The barbarians retreated a little way, then turned and charged again, pitting their frenzy against the stolidity of the Mayas, their faces impassive as the barbarians swooped down again. Swords flashed and screams tore the night. The wall held for an instant, like a frayed rope about to split, and then it ripped apart, men scattering, arms flaying wildly, legs thrashing.
Neil watched as the great battle began in earnest. Man pitted himself against man in a sweating, bleeding, furious struggle.
The Mayas fought in little groups, their arms swinging swords, spears jabbing out, spilling barbarian blood. The barbarians, on the other hand, were like a flooding stream that rushed over everything without direction, without purpose.

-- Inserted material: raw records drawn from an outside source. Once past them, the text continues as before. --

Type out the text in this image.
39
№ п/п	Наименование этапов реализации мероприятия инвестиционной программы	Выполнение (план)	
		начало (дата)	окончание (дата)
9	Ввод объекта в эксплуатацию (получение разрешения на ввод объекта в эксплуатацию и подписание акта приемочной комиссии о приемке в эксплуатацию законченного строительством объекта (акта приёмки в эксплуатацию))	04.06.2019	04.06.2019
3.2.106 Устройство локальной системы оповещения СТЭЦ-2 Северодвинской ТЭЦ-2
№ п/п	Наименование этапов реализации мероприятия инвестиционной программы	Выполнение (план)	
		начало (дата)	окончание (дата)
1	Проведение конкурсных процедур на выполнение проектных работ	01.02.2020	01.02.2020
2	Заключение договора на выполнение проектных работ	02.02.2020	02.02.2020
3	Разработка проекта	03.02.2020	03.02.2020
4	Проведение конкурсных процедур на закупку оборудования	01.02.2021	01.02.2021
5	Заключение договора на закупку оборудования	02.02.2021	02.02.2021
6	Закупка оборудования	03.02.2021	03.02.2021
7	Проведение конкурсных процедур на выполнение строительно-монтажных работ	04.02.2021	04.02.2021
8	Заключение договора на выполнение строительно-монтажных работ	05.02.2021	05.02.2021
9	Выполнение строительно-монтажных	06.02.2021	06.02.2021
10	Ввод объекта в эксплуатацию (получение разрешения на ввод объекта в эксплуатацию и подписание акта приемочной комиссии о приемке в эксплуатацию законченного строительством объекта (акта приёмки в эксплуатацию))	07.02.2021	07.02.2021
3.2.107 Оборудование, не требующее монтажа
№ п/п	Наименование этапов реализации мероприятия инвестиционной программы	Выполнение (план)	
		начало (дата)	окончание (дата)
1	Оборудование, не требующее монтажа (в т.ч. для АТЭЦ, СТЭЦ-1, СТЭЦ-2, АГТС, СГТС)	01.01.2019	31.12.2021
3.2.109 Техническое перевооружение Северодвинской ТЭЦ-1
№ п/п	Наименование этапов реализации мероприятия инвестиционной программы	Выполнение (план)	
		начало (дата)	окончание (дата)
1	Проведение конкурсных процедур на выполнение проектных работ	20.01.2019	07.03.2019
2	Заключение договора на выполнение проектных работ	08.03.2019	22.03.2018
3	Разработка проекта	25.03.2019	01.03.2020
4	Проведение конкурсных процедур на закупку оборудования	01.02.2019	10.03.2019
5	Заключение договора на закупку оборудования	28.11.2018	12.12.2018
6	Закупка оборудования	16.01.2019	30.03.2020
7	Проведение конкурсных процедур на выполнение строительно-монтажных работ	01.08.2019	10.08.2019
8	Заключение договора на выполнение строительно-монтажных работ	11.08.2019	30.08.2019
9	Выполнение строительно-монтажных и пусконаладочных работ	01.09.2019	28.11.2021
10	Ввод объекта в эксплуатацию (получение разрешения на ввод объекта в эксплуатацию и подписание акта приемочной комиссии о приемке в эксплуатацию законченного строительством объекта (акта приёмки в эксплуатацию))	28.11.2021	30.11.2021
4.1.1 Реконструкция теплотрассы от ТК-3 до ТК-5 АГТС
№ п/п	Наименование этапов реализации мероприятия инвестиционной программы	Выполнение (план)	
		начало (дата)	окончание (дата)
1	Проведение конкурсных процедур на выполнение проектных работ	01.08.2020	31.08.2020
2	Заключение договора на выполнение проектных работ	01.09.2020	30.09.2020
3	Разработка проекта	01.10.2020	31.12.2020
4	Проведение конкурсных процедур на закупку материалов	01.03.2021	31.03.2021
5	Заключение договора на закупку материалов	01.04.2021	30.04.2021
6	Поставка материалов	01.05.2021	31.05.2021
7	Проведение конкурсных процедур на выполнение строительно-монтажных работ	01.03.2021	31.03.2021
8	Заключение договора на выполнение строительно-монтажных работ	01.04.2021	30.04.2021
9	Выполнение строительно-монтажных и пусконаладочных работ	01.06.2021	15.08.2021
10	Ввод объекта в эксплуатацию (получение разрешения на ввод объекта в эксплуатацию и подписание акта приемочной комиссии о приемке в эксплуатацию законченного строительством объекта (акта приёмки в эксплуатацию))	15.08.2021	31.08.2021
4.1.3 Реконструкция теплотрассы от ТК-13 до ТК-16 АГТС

Four shaggy, half-naked men seized a Maya and pinned him against the stone wall, their swords slashing again and again until the man hung like a tattered cloth. They turned, the blood fresh on their hands and their swords, swept across the court to where a group of Mayas were battering away at the barbarians who had surrounded them. They leaped over the heads of their fellow men, crashed into the Mayas, two meeting instant death on the tips of spears, the others flailing wildly with their swords.
Then, bursting into the court with a fresh band of heavily padded soldiers, was the captain with the scar on his face, the one Talu had called Baz.
His face was grim, and the scar stood out in vivid relief against the tautness of his cheeks. The light flickered over his face like the fires of hell on the face of a demon.
“Baz!” the cry went up from the Mayas. “Baz!”
Like a fury unleashed, he slashed across the court, his sword cutting a wide swath around him, barbarians falling like grains of wheat before the power of his thrashing arm. His soldiers stamped along behind him, caught in the fire of his charge, men fighting for their city and their home.
A terrible grin split Baz’s face in two, and his teeth gleamed, his eyes like two fiery coals embedded in his head. He shouted, his voice tearing through the night like the scream of a motherless coyote. He burst into a group of barbarians, lifting them, throwing them, slicing, cutting, gouging, kicking. The barbarians dispersed, regrouped and charged across the court again.
But this time the Mayas were strong behind the leadership of the screaming, bloodthirsty Baz. Like a tireless machine, they rolled across the court, the barbarians falling before their sharp swords and spears. The stones ran red, and their feet splashed in the blood and they forced the invaders back, back, killing, furious now in their first taste of victory, anxious to annihilate the foe, anxious to pound him into the very stones underfoot.